Not “convicted”, merely “suspected”. “Not limited”, not even by “international law”. We’re talking indefinite detention, with the inevitable side order of torture, on mere suspicion of one perspective on wrongdoing. Could I be “suspected” of terrorism (by my public criticisms of various national policies on this blog)? Could you? If you were a cook for the wrong side of a civil war before the United States even intervened in the country, like Ghaleb Nassar al-Bihani? If you were a scared teenager who threw a grenade when an armed force attacked your village, not even killing anyone, but being framed for murder of a soldier, as Omar Khadr did? If you were an activist who lent an overseas visitor your mobile to make a private phone call, like Syed Fahad Hashmi?
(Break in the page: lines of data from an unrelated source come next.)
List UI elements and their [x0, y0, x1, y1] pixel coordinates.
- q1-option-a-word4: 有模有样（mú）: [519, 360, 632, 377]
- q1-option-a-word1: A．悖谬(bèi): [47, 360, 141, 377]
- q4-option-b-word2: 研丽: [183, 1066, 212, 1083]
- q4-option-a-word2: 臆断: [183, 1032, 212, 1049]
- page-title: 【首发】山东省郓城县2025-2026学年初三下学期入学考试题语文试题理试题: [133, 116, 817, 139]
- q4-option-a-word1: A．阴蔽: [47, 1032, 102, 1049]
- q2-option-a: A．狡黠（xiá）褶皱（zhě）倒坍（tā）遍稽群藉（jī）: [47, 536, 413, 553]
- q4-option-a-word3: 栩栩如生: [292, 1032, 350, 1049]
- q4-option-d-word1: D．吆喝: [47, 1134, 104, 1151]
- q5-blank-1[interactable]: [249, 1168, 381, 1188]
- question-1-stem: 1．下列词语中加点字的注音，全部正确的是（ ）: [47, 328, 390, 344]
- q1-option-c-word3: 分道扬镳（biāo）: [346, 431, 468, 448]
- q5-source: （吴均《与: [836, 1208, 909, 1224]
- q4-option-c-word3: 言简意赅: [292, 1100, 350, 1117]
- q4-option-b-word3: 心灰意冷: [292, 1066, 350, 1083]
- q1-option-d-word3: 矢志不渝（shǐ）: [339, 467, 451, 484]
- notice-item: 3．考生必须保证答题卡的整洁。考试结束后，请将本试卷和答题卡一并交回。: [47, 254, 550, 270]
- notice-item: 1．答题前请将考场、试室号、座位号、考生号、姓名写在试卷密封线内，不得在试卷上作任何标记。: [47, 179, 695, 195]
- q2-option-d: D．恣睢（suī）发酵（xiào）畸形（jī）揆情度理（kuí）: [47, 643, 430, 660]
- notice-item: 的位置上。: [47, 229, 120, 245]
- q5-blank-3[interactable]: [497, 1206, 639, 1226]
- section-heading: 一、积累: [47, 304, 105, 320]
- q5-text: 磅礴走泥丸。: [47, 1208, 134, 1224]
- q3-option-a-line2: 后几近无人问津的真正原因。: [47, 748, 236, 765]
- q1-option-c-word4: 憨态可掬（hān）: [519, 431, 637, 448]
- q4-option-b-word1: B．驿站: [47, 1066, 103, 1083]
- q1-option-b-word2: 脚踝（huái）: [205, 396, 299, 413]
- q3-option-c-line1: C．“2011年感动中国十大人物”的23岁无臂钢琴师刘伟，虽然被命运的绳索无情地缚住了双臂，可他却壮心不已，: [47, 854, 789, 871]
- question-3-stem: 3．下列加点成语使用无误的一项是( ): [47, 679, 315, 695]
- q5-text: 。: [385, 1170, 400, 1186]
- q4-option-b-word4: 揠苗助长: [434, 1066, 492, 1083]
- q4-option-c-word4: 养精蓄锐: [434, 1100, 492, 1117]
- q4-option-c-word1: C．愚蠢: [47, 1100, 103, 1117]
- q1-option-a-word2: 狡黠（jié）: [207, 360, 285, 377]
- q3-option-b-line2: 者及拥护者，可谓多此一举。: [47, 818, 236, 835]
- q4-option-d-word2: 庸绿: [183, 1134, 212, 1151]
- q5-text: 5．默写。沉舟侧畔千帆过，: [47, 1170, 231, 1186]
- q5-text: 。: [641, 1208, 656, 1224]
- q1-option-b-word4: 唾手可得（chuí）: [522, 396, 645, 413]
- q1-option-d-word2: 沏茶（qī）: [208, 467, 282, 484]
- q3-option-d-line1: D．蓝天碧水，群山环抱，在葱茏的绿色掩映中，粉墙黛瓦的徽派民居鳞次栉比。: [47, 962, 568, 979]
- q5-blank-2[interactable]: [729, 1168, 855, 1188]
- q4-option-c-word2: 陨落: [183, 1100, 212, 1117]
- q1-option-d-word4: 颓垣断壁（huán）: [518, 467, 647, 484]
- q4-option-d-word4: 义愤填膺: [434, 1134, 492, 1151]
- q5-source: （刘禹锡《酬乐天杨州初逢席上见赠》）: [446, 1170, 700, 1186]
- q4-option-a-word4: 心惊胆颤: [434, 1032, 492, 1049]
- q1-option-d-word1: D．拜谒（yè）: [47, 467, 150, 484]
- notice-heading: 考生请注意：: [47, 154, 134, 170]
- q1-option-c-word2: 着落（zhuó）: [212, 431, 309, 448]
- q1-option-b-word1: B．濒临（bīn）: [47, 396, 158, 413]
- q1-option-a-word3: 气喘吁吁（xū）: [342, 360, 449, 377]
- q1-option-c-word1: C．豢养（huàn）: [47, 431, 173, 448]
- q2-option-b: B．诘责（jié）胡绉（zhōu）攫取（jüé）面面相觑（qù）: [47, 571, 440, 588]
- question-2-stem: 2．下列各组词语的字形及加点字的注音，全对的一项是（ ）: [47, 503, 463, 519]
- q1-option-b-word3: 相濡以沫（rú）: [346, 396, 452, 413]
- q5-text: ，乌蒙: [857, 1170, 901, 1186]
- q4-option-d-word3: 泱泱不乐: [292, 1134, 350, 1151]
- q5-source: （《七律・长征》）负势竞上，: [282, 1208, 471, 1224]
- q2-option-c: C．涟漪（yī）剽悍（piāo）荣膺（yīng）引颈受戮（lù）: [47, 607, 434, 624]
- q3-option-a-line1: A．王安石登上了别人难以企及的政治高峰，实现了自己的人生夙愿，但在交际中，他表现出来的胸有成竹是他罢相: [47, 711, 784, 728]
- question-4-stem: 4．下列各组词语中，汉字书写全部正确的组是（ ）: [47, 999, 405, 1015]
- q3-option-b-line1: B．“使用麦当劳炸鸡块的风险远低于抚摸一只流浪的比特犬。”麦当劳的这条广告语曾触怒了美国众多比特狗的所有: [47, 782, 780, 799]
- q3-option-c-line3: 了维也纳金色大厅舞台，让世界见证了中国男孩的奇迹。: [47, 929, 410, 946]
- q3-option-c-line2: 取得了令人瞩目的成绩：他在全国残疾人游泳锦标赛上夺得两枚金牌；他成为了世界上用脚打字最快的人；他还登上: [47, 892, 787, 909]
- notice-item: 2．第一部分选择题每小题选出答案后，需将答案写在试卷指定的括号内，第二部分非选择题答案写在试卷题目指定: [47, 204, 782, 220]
And, before you narrow in on the word “noncitizen” in the first paragraph of the NY Times article, I’d like to remind you that Syed Fahad Hashmi is a US citizen, yet he’s been held in appalling conditions and solitary confinement for almost three years, with the only evidence against him being given by the man to whom he lent his phone!
I can see a huge rolling back of freedoms and civil liberties in so many spheres of life — climate and environment, civil liberties, privacy, security, personal consumption, family care. Thousands of people gave their lives so we may take these things for granted, and now they’re being stolen from us without anyone saying a word.
So, here’s something from me: the next time someone approaches you about some way of “protecting” you or your family from an heinous consequence, do me a favour. Ask what the cost is. You may find, as do I, that — in almost every single case — it’s too high for society to bear.
ADDITIONAL: Meanwhile, if you’re of the “well, I haven’t done anything wrong, so I’m safe” line, have some sympathy for a Slovakian electrician who “unknowingly carried plastic explosives on a flight from Bratislava to Dublin” recently. High points from the New York Daily News:
[T]he man uwittingly had the explosives in his possession for three days before Irish security officials were contacted … Slovak authorities placed real bomb parts in nine passengers’ bags [but only eight] were detected …. [T]he electrician … boarded his flight … unaware that he was in possession of … enough [plastic explosive] to blow up the plane [in] mid-air …
The man didn’t find out he was carrying a bomb until Irish police, acting on a Slovak tip, raided his flat Tuesday. Police said they were led to believe the man might be a terrorist, until Slovak authorities told them of the security screwup [my emphasis –ksa].
A major Dublin intersection was closed and neighbors [sic] were evacuated while Irish Army experts inspected the explosive. The man was released without charge after several hours’ detention.
There, doesn’t that make you feel better? If nobody said anything though, how would the poor man have ever defended himself? Where will he go for his next vacation? Do you think he’ll be flying? And aren’t you just slightly more anxious after reading that? Feel that brain of yours closing up a little more? Feel the FUD getting nearer? That’s exactly what I’m afraid of.